You could disconnect the tone stack to see if it's sapping your bass strength.
Disconnect either end of that 10k resistor shown near the bass control on the schematic and turn the bass all the way up.
I guess you don't have an oscilloscope and signal generator. You're missing out if not!
Ages ago i built an amp based on vox ideas, a friend found an old radio with a couple of good transformers and i went from there.
I remember messing with cap values and that 10k resistor for quite some time.
Other fun things with vox circuits- see if you can find a schematic of an ac30 top boost and look at the "cut" control. It's the simplest but most effective control ever!
Ok maybe the volume control has it beat- but the cut control rounds off the harsh corners happening to the waves are they go into diode clipping when the power tube is pushed beyond reason, which is the very reason for a small amp!
I have not tried a cut on a single ended amp, so maybe it won't be as effective, since only positive going half cycles are due to get clipped by driving the grid of the power tube higher than the cathode.
Another super easy swell thing to try is triode mode for the output tube. Simply apply your safety skills to prevent being shocked by leftover charge in the power supply and locate the 470 ohm resistor that connects the power pentode's screen to the B+ supply. Disconnect the end of the resistor from B+ and connect it to the plate connection of the pentode. I demonstrated this to the guy for whom i was building the trash can amp and he liked it, so I had to scrounge up a switch that could deal with the voltage and make it a feature. Easy to find now, back then pre-internet, whew.

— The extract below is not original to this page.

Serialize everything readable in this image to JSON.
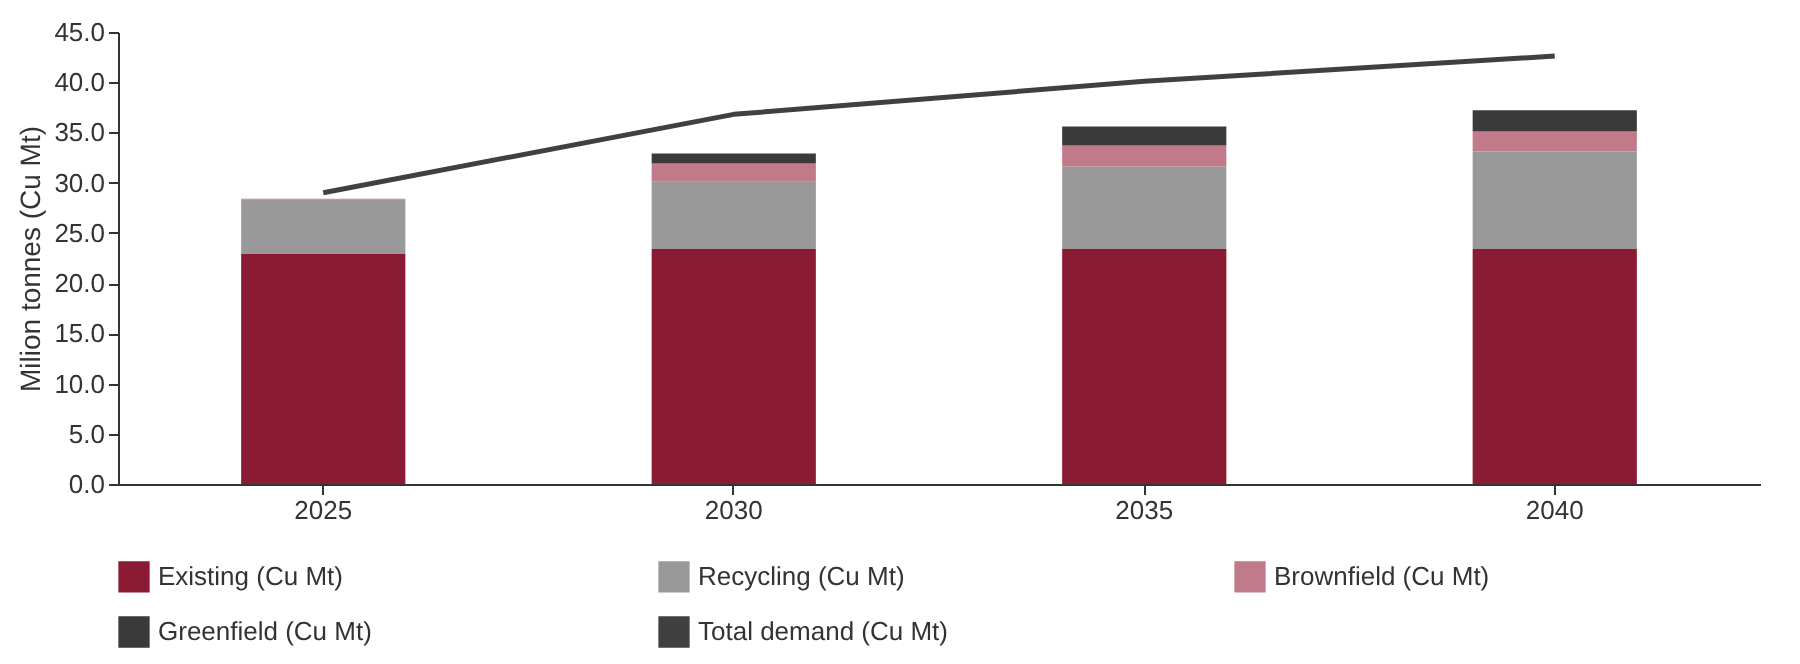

In triode mode the output impedance of the tube is much lower, and the transfer characteristic is well, that of a triode instead of the transistor like pentode curve.
The input capacitance is greater though, so the treble will be attenuated for a given tone setting, making you jones for the bright cap, but f you dime the volume the bright cap wouldn't have mattered. Also there is less power in triode, but still cool..
As to bias, I haven't messed with my Ac4 yet, but I did go through another 5 watt el84 rig, the crate v5. I found it biased hopelessly cold (too high value for cathode resistor) along with other problems. I did a thread about it here somewhere long ago, now missing it's pictures.
To bias that amp, i used alligator clip leads to parallel various resistors across the cathode resistor of the power tube.
The bias voltage decreases as the value of the cathode resistor combination is decreased, causing increased idle current. The sound absolutely gets better as the bias is made hotter (smaller cathode resistance), but so does hum and if you go too far, the screen starts to glow red.
Once you find the magic combo of resistance that has the screen not glowing when viewed in a darkened room, and you can live with the hum, you can either replace the single cathode resistor with the ohm value of the parallel combination, or add a resistor in parallel to make the value, solder the thing on top of the original if you want, that way the original is still there for the future.
With no feedback, hum is gonna be a problem with this amp, but I find with single coils, if I stand just right, the two wrongs sometimes make a right.